The workaround was to reserve some variable storage space at all times, but this was made difficult due to the way some UEFI implementations do garbage collection - deleting variables wouldn't free the space. The workaround is to try to create a veritable that's larger than the reported free space in order to trigger garbage collection, but not all implementations will do garbage collection at runtime. So the kernel will check how much free space there is during early boot and try to create an oversized variable in order to trigger gc before it transitions to runtime mode. Last time I checked, Windows did nothing to stop you killing your system.

Computers are bad.

(source: I debugged this and wrote most of the remediation code)




I love this comment, in part because it's totally outside my area of knowledge but I can still picture the battles and dead ends you must have worked through to make it stable.

Did you kill a lot of hardware figuring it out? What was the purpose of poking that caused the underlying issue?

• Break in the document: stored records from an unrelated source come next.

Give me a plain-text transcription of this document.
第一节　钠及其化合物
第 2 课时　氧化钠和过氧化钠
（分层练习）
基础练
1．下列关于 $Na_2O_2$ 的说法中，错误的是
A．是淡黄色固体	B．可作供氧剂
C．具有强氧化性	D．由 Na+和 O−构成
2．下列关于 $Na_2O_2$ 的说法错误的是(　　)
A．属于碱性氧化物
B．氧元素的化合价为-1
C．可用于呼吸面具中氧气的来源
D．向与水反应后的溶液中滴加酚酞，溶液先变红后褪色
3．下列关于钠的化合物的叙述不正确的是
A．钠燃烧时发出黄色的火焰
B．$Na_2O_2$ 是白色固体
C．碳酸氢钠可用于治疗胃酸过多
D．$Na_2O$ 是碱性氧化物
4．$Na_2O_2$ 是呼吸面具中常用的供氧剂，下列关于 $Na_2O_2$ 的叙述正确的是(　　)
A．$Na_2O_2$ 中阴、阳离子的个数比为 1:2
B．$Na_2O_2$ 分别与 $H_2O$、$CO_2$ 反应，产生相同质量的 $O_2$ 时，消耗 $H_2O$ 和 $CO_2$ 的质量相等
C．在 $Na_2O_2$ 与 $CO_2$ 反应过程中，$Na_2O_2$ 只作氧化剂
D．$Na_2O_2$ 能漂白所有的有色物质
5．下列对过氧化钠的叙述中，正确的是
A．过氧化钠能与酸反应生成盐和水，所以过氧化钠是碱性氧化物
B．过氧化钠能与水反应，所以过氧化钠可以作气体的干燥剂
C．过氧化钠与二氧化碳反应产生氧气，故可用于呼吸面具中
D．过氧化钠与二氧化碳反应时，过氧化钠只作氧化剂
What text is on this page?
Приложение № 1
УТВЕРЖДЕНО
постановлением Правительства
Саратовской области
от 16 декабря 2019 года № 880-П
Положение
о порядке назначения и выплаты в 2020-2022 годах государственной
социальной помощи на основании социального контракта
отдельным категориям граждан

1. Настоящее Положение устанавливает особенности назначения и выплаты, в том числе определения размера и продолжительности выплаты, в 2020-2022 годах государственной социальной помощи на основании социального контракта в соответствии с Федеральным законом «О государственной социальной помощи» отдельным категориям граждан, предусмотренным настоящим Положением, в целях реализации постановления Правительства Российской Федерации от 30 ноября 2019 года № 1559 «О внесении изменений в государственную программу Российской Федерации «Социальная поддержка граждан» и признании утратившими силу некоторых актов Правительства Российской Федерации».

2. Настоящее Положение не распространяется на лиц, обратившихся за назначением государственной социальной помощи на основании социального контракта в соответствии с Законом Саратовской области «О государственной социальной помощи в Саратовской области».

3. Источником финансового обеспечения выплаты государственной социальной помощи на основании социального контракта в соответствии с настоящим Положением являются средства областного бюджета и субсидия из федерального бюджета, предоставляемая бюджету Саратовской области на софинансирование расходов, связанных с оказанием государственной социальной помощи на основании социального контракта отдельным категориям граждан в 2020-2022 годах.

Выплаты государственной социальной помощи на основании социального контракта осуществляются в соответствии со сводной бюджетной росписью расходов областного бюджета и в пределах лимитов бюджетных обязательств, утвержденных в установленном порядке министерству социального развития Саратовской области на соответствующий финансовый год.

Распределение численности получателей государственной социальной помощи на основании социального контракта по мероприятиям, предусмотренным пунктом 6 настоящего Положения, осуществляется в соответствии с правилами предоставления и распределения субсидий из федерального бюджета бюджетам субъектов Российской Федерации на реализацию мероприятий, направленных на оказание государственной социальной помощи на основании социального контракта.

I only killed one laptop in the end, the rest of the testing was done with VMs and a system that had a hardware EFI variable reset button. The issue that was triggering it on Samsungs was the driver that supported backlight control - it worked by writing a value to an address which triggered some system management mode code in the firmware, but that code only worked properly in BIOS mode. In EFI mode it generated machine check exceptions, which in turn caused the kernel to dump the backtrace to EFI variables.


> a system that had a hardware EFI variable reset button

Ooh, that sounds useful for hardware hackers. What was this?